Parmi les Européens, les Portugais y abordèrent les premiers dès l'aurore du seizième siècle ; leurs missionnaires essayèrent sans succès de convertir les indigènes. Les Hollandais y commercèrent ensuite, se livrant surtout à la traite. Puis les Anglais s'enthousiasmèrent pour cette conquête, qu'une tentative malheureuse leur fit abandonner pour toujours.

Les Français entrent en scène au dix-septième siècle. Les Dieppois ont reconnu la grande terre et Richelieu fonde la Société de l'Orient en 1626, en lui concédant pour dix ans l'Ile de Madagascar et les îles adjacentes « pour y ériger colonies et commerce et en prendre possession au nom de Sa Majesté très Chrétienne ». Avec Pronis et Flacourt, plusieurs établissements s'élèvent sur la côte, dont Fort-Dauphin et Sainte-Marie; l'île

Bourbon est occupée. Mais l'entreprise est menée avec beaucoup d'inexpérience, qui s'accompagne d'une grande brutalité envers les indigènes. Elle périclite et la Société de l'Orient est dissoute en 1664.

Colbert fonda alors la Compagnie des Indes orientales qui reçut en concession Madagascar, devenue l'île Dauphine ou la France orientale. Ce deuxième établissement finit encore plus mal que le premier, et pour les mêmes causes : les derniers Français furent presque tous massacrés dans l'église de FortDauphin, dans la nuit de Noël 1672.

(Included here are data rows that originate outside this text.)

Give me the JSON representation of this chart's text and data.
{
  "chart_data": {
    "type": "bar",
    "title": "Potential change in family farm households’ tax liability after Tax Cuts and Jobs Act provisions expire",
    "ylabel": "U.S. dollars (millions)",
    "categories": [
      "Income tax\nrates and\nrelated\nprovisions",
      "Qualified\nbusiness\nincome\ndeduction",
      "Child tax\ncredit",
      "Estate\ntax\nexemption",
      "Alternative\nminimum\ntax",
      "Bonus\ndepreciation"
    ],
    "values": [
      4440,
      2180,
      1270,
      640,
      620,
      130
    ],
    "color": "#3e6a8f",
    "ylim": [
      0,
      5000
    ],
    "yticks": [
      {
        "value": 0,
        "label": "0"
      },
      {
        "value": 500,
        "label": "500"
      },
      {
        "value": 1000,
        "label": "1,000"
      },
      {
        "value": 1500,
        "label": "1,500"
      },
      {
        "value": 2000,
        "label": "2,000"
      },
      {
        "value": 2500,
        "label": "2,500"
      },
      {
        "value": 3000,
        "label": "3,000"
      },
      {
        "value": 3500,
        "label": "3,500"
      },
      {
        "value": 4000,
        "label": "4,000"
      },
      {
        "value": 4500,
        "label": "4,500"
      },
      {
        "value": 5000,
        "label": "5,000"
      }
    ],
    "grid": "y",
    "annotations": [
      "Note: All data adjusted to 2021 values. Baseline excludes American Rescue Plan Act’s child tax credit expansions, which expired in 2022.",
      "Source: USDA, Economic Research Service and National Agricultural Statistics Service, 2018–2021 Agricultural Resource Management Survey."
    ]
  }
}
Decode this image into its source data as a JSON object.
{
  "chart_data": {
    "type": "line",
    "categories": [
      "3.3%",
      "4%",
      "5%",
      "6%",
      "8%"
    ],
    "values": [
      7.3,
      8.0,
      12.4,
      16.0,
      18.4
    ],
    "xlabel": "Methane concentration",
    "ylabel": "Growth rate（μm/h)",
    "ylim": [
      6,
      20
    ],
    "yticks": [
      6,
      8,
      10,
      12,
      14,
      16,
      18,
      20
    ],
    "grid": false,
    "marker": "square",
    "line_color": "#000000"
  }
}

Si le troisième établissement débuta médiocrement en 1764, il commença cependant l'exploration scientifique de la Grande Ile. Puis un magnat hongrois, le comte Benyowski, fut chargé par Louis XV de relever à Madagascar les droits de la couronne de France. Ce héros de roman fonda dans la baie d'Antongil le fort Choiseul et soumit toute la côte orientale; il prit sur les indigènes un extraordinaire ascendant et semble avoir eu d'excellentes idées sur la manière de les rapprocher de nous, ce que nous appelons aujourd'hui la politique indigène. Mais il ne fut pas compris. Brouillé avec les colons des Mascareignes, il rentra en France et, quand il offrit au roi de France la souveraineté de Madagascar, il ne fut pas pris au sérieux. Comme c'était, au demeurant, un aventurier, il s'adressa au roi d'Angleterre, à l'Empereur, enfin à la nouvelle république des États-Unis. Partout éconduit, il revint à Madagascar, dont il se proclama

souverain indépendant: mais il violait ainsi les droits de la couronne de France, et le gouverneur de l'Ile de France, M. de Souillac, envoya un navire de guerre dans la baie d'Antongil; Benyowski fut tué dans le premier combat, le 28 mai 1786.

Sous la Révolution, les gouvernements qui se succédèrent eurent à cœur de ne pas laisser périmer les droits de la France sur Madagascar. Si aucun établissement ne put se fonder, le pays fut du moins reconnu ; sous le consulat, le général Decaen, capitaine général des établissements français de l'océan Indien, fit occuper Tamatave où son agent général Sylvain Roux commença une véritable organisation coloniale. Mais les Anglais s'emparèrent de Tamatave en 1811.

Les traités de 1814 et de 1815 spécifiaient celles des colonies françaises et hollandaises qui passaient sous la domination britannique, et il en résultait que les autres colonies étaient laissées à ces États. Dans l'océan Indien, l'Ile de France, baptisée Ile Maurice, devenait anglaise avec ses dépendances. Son gouverneur, l'amiral sir Robert Forquhar, prétendit que Madagascar était l'une de ces dépendances. On a dit à ce propos : « La plaisanterie était un peu forte! Madagascar, une dépendance de l'Ile de France : autant dire que l'Angleterre est une dépendance de l'île de Man! >> Après un long échange de dépêches entre les deux gouvernements, cette prétention exorbitante fut repoussée.